MP Eleitoral processa envolvidos em uso da estrutura das Prefeituras de Macapá e Santana nas eleições

Também foram ajuizadas duas ações por abuso de poder econômico

O Ministério Público Eleitoral (MP Eleitoral) ajuizou, no Tribunal Regional Eleitoral do Amapá, duas ações por abuso de poder político nas eleições 2018. No total, 13 pessoas vão responder pelo uso da máquina pública em campanha. Em uma delas, demonstrou-se o uso de servidores da prefeitura de Santana para beneficiar a deputada federal eleita Leda Sadala (Avante) e o deputado estadual eleito Jory Oeiras (DC). O atual senador, e candidato ao governo nas últimas eleições, Davi Alcolumbre (DEM) e a vice Silvana Vedovelli (PP) são representados na outra ação, por terem sido beneficiados pelo uso dos servidores da prefeitura de Macapá.

Segundo a investigação do MP Eleitoral, durante todo o pleito de 2018, a estrutura da Prefeitura de Santana foi utilizada para favorecer a candidatura de Leda Sadala e de Jory Oeiras. Há relatos de constrangimentos aos servidores públicos municipais para que não apenas votassem de maneira forçada, mas também trabalhassem na campanha dos candidatos. No caso dos contratos administrativos, havia a ameaça de desligamento do contrato em caso de não engajamento na campanha.

Nos depoimentos colhidos pelo MP Eleitoral, foi informado que o prefeito Ofirney Sadala e a candidata Leda Sadala, sua irmã, participaram juntos de diversas reuniões políticas para as quais servidores públicos eram convocados. Nas ocasiões, eram pessoalmente advertidos de que a manutenção do contrato administrativo com a Prefeitura de Santana dependia do claro engajamento na campanha eleitoral.

Além da pressão realizada sobre os servidores municipais, constatou-se que o abuso de poder político ocorreu contra pessoas que participam de associações que mantém convênios com a prefeitura de Santana. É o caso dos monitores do programa Esporte Vivo, que foram compelidos a apoiar os candidatos sob pena de não receber mais qualquer bolsa ou remuneração do projeto.

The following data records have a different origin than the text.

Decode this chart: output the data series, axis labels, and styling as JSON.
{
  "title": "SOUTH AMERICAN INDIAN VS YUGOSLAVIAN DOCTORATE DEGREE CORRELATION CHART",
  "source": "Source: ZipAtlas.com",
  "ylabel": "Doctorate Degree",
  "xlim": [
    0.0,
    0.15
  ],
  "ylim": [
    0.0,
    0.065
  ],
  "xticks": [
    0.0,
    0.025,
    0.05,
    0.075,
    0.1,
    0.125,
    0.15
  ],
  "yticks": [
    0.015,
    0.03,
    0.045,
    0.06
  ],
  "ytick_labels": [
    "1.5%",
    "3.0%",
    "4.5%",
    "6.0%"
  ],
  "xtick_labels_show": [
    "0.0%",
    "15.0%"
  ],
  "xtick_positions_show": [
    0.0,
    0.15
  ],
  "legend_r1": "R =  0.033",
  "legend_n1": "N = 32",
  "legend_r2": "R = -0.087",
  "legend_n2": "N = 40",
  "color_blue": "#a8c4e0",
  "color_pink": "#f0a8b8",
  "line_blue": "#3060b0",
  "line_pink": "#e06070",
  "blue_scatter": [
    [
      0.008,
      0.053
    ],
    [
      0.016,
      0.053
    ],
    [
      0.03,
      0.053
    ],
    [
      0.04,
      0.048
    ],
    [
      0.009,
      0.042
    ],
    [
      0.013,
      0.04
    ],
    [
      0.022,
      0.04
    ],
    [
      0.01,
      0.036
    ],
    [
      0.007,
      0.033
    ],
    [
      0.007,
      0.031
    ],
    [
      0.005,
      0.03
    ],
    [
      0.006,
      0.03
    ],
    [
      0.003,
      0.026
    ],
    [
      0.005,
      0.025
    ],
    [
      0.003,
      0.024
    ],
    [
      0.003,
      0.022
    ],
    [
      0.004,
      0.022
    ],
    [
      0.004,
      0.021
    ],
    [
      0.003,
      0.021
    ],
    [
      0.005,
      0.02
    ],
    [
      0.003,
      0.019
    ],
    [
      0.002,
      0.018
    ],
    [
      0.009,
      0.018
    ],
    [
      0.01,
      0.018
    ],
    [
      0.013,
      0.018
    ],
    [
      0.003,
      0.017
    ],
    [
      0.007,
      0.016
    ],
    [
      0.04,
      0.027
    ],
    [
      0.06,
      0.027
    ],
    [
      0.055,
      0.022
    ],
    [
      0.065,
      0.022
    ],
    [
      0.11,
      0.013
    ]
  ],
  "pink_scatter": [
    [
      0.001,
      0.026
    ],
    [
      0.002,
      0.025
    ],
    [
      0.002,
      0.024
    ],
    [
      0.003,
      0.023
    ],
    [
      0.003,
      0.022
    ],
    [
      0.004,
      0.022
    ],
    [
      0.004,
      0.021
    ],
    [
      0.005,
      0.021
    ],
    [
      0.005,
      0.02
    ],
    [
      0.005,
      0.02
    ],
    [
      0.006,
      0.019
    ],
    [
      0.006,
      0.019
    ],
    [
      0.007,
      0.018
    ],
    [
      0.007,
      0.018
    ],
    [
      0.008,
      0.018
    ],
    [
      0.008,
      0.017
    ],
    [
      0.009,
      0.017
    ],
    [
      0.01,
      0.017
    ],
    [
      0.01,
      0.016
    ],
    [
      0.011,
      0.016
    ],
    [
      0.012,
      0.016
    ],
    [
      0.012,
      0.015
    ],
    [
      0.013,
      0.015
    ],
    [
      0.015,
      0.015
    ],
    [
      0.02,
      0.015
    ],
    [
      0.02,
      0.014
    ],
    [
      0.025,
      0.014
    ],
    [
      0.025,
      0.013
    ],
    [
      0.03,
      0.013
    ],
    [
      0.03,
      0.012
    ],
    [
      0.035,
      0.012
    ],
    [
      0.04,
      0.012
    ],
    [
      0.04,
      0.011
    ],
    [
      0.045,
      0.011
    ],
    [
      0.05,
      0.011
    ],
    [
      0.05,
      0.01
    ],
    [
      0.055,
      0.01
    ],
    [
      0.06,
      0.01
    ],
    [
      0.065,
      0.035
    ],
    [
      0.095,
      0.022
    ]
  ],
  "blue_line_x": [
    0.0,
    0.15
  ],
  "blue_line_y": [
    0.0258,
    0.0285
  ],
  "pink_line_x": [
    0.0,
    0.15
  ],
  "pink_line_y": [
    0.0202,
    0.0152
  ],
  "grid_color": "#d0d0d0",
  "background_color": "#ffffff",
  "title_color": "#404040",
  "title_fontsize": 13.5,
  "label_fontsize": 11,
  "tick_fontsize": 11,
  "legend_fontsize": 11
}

Macapá – Na Prefeitura de Macapá, foi verificado que os servidores da Secretaria Municipal de Saúde de Macapá (Semsa) estavam sendo pressionados, em pleno horário de expediente, a participarem dos atos de campanha do candidato a governador do Estado do Amapá Davi Alcolumbre e de sua vice Silvana Vedovelli.

Os depoimentos demonstraram que servidores da Semsa, atuantes em campo no controle da dengue,foram compelidos a participar de caminhadas e bandeiradas em apoio ao candidato, sob ameaça de perda de funções gratificadas. Para o MP Eleitoral, o contexto revela desvio de finalidade no uso do patrimônio público, caracterizador do abuso de poder político.

Em caso de condenação, os responsáveis por abuso do poder político podem ser penalizados com inelegibilidade para as eleições a se realizarem oito anos subsequentes à eleição em que se verificou o abuso e com a cassação do registro ou diploma do candidato diretamente beneficiado. Além dos candidatos também vão responder à ação os prefeitos de Santana, Ofirney Sadala, e de Macapá, Clécio Luis. Outras sete pessoas ligadas às prefeituras e responsáveis por coagir os servidores a participarem das campanhas também fazem parte das ações.

Abuso de poder econômico – Outras duas ações foram protocoladas nesta segunda-feira (17) por abuso de poder econômico nas eleições 2018. Em uma delas, a acusação é contra o deputado estadual eleito Max da AABB (Solidariedade) e mais dois cabos eleitorais, pela utilização irregular de tickets de combustível para angariar votos durante a campanha. Na outra ação, a candidata ao cargo de deputado federal Patrícia Ferraz (PR) e um cabo eleitoral respondem pelo uso do Programa Dentistas sem Fronteiras para realizar atendimentos odontológicos em troca de votos para sua candidatura.